Among 7030 persons above 40 years of age-and more than half of them above 45,-there were 99 cases of Cancer.

Of the same 7030,1032 had Consumption in their own immediate families, in their parents, brothers or sisters. Among these only eleven cases of Cancer had ever occurred.

If the two sets were only equally liable to Cancer, the odd 5998 persons ought, according to the foregoing ratio, to have numbered among them nearly 64 cases of Cancer. They actually numbered 88.

Again, of 55 deaths occurring in 821 families tainted with Consumption, one only was occasioned by Cancer, 33 by Consumption. Still further, of 1000 deaths from diseases of the bowels and their appendages, there were 13 from Cancer, and in but one of the families of these had Consumption occurred, save one having both Cancer and Consumption.
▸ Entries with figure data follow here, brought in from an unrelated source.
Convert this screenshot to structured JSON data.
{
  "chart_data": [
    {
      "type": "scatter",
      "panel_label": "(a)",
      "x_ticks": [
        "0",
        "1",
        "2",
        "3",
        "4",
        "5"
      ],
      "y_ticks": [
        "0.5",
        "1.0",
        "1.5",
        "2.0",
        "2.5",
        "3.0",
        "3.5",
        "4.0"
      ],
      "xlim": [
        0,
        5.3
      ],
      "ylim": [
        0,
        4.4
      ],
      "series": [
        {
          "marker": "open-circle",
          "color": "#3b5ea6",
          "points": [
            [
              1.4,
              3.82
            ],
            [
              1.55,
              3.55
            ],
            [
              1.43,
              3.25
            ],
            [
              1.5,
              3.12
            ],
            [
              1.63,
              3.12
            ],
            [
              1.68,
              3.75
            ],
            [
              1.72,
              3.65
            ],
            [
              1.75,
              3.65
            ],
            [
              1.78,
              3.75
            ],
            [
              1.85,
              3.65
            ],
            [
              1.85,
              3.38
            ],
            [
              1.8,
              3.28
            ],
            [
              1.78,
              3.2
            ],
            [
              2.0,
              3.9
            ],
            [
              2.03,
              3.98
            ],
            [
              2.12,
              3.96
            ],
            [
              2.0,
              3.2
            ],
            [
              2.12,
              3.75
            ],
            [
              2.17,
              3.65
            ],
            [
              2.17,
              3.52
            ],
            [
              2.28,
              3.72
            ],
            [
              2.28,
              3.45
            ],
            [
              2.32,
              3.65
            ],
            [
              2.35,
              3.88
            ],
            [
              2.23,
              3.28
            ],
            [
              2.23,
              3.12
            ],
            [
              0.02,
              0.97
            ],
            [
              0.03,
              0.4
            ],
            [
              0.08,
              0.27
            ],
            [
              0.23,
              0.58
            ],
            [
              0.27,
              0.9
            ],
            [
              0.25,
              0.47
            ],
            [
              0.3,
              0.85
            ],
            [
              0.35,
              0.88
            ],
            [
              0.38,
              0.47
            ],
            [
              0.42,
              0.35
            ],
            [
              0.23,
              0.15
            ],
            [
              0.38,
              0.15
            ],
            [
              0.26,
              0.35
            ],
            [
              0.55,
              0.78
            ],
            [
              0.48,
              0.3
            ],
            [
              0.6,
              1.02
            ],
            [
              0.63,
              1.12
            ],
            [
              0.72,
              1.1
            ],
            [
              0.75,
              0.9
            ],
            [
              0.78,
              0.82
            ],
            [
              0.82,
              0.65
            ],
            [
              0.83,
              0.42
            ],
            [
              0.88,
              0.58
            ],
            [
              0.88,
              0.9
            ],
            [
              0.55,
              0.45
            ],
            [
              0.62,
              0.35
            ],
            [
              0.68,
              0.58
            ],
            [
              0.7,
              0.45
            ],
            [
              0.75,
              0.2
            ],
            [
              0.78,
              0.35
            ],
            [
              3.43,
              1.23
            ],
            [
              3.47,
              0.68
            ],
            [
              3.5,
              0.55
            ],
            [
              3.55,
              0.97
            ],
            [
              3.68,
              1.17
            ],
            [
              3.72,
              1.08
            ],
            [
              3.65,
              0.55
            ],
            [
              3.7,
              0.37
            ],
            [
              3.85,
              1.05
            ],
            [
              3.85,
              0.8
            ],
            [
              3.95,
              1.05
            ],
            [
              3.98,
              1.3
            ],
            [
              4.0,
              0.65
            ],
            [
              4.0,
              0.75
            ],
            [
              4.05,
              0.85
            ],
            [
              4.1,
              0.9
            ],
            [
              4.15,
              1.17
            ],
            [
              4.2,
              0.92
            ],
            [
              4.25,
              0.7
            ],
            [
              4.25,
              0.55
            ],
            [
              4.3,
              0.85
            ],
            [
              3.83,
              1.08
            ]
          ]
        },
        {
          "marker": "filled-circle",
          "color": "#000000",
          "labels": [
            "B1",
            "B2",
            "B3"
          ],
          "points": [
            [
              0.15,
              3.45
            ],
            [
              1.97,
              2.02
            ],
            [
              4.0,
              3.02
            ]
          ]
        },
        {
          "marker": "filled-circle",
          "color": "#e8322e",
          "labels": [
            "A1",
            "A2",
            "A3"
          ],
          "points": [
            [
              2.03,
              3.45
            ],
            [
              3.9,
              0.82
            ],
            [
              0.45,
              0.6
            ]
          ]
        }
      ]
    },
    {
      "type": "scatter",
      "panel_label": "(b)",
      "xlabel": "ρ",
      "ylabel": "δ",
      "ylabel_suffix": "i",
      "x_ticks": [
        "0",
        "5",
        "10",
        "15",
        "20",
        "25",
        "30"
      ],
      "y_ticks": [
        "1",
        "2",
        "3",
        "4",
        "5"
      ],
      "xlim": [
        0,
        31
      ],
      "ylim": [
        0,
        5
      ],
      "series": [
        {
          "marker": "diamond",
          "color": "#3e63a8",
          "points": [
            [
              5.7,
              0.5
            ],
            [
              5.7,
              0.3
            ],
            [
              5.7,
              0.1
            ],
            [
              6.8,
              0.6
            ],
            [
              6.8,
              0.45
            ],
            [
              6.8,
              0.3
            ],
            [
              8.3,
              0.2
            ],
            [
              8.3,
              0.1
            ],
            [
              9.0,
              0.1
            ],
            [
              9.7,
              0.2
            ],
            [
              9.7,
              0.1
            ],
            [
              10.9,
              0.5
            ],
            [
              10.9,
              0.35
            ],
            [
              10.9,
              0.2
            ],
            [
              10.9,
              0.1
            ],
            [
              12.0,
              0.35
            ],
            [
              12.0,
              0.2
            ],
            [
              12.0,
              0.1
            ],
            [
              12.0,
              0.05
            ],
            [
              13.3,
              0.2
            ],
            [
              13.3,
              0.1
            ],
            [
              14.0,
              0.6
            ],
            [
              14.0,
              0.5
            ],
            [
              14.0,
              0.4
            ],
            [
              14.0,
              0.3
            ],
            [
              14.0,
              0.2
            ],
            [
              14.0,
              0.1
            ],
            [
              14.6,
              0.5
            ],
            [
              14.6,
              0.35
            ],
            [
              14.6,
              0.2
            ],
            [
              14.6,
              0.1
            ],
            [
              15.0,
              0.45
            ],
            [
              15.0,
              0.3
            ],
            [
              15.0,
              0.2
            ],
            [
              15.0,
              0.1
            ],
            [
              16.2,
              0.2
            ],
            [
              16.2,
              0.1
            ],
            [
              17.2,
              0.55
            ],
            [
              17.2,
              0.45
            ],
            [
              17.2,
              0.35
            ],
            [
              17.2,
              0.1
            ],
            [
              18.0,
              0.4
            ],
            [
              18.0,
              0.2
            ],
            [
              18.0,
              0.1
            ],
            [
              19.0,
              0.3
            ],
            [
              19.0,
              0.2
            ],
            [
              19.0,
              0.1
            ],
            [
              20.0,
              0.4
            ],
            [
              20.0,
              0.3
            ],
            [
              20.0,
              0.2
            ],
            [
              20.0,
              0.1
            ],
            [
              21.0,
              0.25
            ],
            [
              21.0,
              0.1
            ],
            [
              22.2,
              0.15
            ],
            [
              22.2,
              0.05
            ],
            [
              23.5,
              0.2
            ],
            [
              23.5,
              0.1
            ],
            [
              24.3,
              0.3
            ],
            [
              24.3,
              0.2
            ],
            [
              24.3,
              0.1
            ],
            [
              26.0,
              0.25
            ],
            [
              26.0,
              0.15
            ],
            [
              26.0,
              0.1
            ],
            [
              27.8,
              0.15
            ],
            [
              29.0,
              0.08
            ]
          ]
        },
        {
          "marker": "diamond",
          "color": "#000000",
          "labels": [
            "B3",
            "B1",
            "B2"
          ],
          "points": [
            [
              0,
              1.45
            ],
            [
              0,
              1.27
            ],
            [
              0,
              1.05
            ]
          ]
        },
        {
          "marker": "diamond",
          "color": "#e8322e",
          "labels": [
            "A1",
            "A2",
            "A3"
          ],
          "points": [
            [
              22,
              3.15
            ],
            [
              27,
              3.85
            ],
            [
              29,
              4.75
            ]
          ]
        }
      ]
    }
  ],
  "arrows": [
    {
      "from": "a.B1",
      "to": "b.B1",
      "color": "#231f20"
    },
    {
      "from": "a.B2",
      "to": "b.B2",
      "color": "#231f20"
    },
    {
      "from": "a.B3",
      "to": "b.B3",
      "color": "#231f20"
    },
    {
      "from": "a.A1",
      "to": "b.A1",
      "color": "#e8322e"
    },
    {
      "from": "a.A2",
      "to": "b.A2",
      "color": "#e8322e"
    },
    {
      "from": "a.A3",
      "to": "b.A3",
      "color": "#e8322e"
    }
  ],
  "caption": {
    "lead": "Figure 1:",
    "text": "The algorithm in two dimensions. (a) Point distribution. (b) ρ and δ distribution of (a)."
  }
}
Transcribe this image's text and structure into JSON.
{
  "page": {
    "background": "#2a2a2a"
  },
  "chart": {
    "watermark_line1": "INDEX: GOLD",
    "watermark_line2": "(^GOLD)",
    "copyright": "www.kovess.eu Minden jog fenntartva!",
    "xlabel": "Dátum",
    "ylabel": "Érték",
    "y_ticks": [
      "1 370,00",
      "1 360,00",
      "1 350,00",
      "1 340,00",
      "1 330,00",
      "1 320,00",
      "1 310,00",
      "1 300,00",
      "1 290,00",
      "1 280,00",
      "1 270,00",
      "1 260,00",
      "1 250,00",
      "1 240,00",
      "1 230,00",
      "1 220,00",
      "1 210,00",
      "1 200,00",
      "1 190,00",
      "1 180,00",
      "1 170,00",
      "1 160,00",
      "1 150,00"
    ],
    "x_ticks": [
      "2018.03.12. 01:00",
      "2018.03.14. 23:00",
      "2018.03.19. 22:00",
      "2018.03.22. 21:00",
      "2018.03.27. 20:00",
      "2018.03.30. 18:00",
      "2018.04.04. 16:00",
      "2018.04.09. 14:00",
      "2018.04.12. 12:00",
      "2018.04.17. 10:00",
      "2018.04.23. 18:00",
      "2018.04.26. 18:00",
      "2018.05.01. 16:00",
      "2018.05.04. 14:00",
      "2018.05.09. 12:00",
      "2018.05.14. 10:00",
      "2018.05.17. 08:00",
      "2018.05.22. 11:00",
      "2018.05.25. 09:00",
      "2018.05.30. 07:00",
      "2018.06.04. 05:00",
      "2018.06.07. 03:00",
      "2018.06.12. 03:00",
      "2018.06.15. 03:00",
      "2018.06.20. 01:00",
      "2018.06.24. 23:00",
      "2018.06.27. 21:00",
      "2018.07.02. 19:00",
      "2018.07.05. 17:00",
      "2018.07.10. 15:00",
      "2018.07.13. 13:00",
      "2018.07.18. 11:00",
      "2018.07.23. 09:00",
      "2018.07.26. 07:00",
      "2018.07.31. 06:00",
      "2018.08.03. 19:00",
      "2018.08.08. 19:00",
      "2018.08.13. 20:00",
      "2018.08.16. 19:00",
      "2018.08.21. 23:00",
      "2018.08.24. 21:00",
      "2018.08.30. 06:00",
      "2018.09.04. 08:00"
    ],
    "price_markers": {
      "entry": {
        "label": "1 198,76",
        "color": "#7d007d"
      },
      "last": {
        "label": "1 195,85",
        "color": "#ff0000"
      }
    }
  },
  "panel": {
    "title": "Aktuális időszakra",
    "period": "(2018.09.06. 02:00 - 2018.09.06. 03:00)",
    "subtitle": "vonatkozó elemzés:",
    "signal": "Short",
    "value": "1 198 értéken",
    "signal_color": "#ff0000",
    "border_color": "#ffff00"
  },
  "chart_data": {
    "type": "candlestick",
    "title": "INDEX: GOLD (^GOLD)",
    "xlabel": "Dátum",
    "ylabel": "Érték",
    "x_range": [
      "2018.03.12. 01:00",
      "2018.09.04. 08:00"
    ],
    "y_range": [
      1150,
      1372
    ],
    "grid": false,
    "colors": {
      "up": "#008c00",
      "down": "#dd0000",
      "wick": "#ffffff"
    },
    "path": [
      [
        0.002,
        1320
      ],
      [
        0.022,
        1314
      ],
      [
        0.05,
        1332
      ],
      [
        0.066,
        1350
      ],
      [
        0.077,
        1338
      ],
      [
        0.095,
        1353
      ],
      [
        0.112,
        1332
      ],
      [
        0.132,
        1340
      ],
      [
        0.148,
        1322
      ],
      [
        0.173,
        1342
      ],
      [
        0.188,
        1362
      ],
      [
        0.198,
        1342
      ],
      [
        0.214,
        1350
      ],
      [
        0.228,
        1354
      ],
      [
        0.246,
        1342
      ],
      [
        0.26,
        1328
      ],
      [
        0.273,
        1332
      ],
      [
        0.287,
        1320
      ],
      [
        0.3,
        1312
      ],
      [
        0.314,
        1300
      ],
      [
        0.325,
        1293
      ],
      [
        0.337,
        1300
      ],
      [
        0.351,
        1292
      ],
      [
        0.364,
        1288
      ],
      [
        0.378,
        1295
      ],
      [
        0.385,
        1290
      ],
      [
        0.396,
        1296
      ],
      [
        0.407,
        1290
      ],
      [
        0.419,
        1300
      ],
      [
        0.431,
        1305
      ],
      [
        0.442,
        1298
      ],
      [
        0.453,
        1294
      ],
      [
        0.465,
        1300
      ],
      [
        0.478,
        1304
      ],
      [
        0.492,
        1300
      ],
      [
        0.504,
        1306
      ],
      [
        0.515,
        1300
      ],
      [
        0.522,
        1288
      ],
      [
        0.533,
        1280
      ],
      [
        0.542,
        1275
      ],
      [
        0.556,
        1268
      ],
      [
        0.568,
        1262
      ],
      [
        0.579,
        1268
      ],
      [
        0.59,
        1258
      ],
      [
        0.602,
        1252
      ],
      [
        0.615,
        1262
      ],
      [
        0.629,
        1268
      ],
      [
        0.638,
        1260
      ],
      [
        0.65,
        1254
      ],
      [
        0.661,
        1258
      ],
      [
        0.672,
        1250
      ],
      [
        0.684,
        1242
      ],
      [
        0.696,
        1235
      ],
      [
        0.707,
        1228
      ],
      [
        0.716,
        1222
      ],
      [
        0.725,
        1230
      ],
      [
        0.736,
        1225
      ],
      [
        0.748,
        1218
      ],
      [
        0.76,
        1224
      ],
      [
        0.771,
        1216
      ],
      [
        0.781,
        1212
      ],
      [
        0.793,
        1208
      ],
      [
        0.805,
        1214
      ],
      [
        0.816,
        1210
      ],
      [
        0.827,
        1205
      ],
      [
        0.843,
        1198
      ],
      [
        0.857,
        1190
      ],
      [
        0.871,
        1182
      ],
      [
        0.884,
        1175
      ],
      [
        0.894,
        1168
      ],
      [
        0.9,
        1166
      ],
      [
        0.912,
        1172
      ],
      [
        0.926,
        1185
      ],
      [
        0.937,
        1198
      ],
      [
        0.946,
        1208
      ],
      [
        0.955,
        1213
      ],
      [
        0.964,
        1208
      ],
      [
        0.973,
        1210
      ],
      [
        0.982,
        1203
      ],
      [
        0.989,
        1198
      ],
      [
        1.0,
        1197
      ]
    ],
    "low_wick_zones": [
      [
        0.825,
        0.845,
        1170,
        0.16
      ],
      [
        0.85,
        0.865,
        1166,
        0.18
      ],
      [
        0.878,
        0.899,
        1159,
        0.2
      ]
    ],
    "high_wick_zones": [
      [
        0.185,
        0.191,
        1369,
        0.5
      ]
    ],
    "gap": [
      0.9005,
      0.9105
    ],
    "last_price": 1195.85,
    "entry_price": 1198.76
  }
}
Dr. Peter Hood published in the London Lancet of October 12th, 1867, a case of cancerous tumour of the breast, which entirely separated, leaving a raw, granulating surface, this result being attributed by the patient to the internal use of small quantities of Lime from the inner surface of oyster shells. This she had taken in consequence of hearing of a case which had been cured by the same treatment. The modus operandi suggested is that ossification of the arteries of the tumour occurs, whereby its nutrition is cut off, and its death ensues. This mode of treatment it is suggested is most likely to be of use in the slowly growing tumours of persons of advanced age. Previously to scraping out the "small white" part of the interior, the shells require baking for three nights in a slow oven, and the dose recommended is as much as will lie on a shilling (English), once or twice a day.